Никита поднялся с кошмы, неуверенно ступая в темноте, приблизился к брату, нащупал его плечо и притянул к себе.
- Милый Ростислав, напрасно ты… ну, как сказать? Право, нам не следует ничего решать. Давай пойдем каждый своею дорогой. Уверяю тебя, я ничего не хочу и не могу делать, кроме своего дела. Я не могу отказаться от него.
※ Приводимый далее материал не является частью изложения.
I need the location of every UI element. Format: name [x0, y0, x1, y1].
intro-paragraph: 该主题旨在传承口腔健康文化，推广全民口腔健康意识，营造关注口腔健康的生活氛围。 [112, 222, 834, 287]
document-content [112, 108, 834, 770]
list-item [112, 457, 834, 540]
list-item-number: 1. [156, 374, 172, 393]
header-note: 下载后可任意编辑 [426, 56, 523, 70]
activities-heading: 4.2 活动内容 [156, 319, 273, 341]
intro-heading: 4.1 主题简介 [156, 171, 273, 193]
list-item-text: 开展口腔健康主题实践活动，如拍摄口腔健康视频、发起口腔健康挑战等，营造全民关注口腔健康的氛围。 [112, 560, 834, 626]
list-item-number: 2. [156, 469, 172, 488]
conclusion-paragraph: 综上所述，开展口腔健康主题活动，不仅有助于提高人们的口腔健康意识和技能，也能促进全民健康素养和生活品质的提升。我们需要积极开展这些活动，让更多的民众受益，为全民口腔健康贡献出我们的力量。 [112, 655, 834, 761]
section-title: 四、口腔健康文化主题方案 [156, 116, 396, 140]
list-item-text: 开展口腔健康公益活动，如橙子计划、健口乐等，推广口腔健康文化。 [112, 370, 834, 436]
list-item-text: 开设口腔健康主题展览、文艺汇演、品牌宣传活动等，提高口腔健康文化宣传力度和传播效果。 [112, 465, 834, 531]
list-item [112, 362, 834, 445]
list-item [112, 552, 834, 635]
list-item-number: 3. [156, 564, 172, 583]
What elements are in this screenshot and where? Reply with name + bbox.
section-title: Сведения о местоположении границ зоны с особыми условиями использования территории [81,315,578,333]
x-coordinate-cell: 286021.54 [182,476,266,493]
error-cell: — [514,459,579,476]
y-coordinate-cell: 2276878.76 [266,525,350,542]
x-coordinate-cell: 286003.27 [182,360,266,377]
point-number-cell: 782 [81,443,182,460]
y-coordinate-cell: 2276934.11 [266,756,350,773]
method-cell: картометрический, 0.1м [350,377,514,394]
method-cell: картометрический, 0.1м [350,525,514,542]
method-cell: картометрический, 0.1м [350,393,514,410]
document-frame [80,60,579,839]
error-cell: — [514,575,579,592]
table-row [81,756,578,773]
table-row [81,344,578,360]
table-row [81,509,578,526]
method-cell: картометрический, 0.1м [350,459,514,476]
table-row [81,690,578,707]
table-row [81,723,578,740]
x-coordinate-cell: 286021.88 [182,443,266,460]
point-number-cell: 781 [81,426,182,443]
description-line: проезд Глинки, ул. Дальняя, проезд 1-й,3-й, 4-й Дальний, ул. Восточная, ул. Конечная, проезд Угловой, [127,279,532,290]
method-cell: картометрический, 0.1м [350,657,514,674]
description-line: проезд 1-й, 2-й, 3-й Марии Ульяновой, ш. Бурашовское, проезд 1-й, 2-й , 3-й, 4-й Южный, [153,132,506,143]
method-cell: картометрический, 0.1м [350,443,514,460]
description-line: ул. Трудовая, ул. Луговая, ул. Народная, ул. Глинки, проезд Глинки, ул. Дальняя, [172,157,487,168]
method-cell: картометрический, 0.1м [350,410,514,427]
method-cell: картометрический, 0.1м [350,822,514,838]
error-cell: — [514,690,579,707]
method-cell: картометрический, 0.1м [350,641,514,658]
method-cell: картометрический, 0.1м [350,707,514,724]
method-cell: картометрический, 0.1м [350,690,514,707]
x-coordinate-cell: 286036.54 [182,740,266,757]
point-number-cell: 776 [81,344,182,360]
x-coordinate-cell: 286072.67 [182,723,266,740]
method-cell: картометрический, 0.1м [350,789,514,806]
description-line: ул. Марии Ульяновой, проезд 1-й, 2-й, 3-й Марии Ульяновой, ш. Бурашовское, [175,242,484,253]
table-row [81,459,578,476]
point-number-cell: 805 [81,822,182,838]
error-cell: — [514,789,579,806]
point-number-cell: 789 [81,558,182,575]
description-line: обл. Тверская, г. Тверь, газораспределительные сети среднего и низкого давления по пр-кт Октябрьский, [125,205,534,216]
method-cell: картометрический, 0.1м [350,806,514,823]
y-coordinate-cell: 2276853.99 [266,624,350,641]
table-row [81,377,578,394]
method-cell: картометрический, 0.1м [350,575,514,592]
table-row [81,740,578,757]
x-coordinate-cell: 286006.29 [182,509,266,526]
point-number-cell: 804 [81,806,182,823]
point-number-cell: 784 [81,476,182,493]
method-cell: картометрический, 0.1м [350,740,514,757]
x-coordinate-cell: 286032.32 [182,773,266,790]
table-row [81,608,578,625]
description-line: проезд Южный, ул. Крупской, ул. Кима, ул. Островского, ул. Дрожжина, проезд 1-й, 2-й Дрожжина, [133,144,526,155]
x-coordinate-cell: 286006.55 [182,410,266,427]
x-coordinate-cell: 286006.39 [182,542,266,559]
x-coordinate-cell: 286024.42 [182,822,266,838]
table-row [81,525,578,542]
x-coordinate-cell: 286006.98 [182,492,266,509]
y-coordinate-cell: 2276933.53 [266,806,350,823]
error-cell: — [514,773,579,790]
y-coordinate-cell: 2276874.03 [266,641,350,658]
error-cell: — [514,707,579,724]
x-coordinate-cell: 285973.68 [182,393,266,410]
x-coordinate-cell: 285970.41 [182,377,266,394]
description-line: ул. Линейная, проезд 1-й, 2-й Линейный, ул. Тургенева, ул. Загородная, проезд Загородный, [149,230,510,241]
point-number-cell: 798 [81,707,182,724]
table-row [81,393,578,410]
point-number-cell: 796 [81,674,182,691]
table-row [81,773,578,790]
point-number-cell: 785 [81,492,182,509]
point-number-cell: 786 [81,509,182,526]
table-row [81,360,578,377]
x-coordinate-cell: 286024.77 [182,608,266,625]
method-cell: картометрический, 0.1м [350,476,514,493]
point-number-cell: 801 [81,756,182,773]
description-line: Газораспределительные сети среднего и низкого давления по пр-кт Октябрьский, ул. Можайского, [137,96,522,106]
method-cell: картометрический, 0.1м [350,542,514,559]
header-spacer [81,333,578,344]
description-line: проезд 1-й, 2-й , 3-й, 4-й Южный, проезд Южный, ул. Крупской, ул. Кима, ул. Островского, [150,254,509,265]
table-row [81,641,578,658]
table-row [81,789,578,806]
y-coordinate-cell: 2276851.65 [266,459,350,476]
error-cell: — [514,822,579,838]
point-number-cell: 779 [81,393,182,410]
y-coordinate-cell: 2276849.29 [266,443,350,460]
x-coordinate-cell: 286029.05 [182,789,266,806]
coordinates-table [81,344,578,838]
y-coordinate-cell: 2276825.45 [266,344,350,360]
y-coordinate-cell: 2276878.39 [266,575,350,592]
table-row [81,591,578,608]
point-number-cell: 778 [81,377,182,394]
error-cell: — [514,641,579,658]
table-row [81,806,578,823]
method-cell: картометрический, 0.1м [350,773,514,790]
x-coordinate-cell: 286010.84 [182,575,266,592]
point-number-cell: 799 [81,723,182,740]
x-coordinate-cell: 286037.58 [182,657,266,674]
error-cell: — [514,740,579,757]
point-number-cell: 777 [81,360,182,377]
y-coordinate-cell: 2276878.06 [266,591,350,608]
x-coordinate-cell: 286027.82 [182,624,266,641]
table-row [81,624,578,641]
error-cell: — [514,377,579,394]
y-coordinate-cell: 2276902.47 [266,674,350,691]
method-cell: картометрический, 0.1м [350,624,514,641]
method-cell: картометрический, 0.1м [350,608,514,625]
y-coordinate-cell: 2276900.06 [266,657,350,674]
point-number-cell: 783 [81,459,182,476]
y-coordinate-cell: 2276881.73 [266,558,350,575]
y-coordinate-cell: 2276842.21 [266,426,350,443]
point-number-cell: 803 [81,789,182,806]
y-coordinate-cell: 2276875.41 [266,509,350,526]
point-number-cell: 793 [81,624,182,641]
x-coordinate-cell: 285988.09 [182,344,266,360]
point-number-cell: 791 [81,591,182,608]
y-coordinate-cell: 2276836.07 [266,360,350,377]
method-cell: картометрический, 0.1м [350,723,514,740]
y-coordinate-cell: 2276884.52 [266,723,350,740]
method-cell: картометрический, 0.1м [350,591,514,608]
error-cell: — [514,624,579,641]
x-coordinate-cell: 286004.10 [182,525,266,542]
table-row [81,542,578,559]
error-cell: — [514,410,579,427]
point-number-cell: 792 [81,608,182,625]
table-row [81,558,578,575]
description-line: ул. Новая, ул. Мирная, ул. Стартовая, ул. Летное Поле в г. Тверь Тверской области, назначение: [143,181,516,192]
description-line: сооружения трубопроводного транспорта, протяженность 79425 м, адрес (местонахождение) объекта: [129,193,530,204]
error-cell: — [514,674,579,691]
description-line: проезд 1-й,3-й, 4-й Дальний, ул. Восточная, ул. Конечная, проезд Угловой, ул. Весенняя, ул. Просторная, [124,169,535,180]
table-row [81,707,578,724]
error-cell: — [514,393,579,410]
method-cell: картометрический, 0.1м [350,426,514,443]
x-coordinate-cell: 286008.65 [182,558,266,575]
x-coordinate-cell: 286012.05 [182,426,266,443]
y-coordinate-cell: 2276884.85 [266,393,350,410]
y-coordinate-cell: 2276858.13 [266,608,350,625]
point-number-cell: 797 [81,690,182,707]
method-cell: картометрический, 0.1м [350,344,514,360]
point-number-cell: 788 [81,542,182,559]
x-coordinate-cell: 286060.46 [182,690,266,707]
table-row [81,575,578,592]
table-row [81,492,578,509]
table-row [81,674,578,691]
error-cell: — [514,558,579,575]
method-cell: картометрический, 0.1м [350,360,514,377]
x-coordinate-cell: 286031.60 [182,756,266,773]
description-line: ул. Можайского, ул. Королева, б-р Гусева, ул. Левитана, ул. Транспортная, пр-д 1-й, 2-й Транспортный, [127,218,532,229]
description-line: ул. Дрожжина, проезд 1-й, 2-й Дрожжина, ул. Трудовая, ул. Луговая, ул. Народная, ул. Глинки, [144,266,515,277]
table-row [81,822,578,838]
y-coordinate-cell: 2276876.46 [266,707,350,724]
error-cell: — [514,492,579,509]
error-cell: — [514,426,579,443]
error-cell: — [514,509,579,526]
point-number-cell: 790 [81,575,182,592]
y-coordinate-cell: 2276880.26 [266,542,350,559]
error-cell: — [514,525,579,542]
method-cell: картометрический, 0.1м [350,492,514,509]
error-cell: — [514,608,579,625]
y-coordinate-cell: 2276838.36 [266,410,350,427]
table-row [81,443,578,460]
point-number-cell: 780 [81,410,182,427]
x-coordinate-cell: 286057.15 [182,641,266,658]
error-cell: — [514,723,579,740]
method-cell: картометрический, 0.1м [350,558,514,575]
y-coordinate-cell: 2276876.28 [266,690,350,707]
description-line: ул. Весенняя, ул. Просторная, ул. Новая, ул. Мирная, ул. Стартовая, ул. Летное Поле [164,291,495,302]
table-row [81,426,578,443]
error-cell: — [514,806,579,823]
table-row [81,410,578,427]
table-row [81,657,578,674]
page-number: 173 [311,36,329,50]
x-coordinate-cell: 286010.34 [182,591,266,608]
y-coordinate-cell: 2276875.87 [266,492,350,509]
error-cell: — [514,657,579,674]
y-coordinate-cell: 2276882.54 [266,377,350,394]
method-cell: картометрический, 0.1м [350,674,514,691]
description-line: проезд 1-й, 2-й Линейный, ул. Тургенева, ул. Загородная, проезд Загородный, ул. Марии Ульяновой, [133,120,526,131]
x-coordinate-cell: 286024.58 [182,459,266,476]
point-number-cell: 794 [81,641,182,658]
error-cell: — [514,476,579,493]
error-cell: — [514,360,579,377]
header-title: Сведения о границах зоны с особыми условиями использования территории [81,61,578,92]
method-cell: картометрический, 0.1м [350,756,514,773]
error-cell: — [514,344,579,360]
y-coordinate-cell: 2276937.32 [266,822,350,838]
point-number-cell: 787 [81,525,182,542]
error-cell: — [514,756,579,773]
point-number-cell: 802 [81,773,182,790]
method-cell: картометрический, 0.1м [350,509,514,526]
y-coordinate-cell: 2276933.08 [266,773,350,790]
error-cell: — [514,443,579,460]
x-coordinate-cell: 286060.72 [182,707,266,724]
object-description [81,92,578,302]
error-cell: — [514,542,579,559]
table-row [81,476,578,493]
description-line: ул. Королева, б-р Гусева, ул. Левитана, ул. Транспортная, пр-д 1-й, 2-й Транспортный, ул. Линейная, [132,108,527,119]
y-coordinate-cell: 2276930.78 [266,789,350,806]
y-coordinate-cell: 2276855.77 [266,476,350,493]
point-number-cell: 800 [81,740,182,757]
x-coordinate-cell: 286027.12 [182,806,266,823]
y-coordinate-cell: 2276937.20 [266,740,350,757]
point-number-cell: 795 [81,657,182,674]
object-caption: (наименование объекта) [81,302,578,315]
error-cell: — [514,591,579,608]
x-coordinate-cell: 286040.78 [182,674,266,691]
Иначе вся моя прошлая жизнь станет бессмысленной дурью! А мне сейчас кажется, что она наполнена таким значением!
- Как хочешь, - глухо сказал Ростислав и высвободил плечо из рук брата. - Только, понимаешь…
- Я не осуждаю тебя, нет, нет!
- Да не в этом дело! Не все ли равно, кто кого осуждает?! - вскричал Ростислав.
Было слышно, как он, захлебываясь, набрал в грудь воздуха и выпустил его, как будто собрался горячо говорить и мгновенно раздумал.
- Ты не причинишь нам никакого вреда? - сдержанно-тихо спросил он.
- Я не понимаю…
- Ну, черт, как это? Я хочу… Ну, видишь ли, там, у белых, ты…
- Можешь быть спокоен, - сухо сказал Никита, - я ничем не буду полезен ни белым, ни вам. Можешь…
- Ладно! - коротко и громко оборвал Ростислав. - Тогда тебе нужно поскорее уходить, до рассвета.
- Ты должен распорядиться, чтобы меня отпустили.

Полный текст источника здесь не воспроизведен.